A Wind-Powered Factory That Makes Chairs, Scarves, And Pillows

A Wind-Powered Factory That Makes Chairs, Scarves, And Pillows


It’s not often that we get to talk about engineering and knitting in the same sentence. But Merel Karhof, a Dutch-by-way-of-London designer, is an expert in both.

You might remember Karhof from her 2010 project, the Wind Knitting Factory, a knitting machine powered by a small windmill. Built entirely from scratch, Karhof’s the four-foot-wide mill leveraged the wind to power a small, circular loom, which churns out scarves and textiles with a quiet mechanical speed. Karhof “harvests” the fabric every day or two (depending on the weather) and sells them on her website — along with a tag that indicates how long it took to knit.

This week Karhof unveiled Windworks, a project that takes her ideas about wind power one step further. Located at a coastal mill in her native Holland, the installation produces furniture that’s cut, dyed, and knit with “a free and inexhaustible energy source; the wind.” How does it work? First, the wood for the chairs is cut by a wind-powered sawmill. Then, the wool is dyed using pigments ground at a colour mill nearby.

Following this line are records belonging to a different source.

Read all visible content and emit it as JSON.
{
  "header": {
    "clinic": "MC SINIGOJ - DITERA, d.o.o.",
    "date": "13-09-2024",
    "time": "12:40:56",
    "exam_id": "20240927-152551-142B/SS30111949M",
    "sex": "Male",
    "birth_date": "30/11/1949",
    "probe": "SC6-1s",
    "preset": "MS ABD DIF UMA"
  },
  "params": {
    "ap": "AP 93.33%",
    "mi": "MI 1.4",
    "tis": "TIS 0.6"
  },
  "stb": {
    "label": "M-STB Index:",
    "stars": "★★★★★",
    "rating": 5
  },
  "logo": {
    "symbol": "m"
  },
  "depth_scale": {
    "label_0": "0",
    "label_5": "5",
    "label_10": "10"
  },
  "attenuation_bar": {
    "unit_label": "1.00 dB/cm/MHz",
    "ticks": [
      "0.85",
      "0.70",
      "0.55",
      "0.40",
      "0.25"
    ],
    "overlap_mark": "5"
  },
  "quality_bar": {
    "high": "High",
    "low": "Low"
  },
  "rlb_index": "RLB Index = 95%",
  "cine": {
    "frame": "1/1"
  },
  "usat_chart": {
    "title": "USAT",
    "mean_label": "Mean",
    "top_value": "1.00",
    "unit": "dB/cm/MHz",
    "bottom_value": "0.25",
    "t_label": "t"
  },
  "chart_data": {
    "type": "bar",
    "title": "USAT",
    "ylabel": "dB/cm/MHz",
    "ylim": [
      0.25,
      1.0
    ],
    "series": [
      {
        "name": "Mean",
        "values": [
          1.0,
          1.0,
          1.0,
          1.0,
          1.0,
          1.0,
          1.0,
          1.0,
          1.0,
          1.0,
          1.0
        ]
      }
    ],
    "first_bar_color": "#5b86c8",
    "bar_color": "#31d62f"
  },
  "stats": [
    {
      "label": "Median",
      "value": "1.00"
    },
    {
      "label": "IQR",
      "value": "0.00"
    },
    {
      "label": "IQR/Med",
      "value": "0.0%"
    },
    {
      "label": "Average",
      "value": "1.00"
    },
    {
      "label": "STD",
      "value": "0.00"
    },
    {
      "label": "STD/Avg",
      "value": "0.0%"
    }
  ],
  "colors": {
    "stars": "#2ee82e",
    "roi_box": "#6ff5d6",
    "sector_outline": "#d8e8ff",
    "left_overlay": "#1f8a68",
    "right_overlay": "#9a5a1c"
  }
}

Finally, Karhof’s knitting windmill turns the wool into pastel-colored cushions for the wooden furniture, along with scarves and pillows that visitors can buy at a dockside kiosk next door. “Every scarf gets a label that tells the time and date on which the wind knitted the scarf,” Karhof explains. “This mobile wind factory illustrates a production process and it visualizes what you can produce with the present urban wind.”

We’ve talked plenty about craftspeople leveraging solar power. But wind power, arguably the first energy source humans figured out how to harness (after fire), hasn’t really featured at the individual scale, probably because wind power is harder to predict and modulate. That’s where Karhof’s engineering chops really shine: her newest wind machine includes a hinged pennon device that turns the machine away from the wind when it gets too fast. That way, it can shut itself down without getting overloaded — making Windworks almost completely autonomous.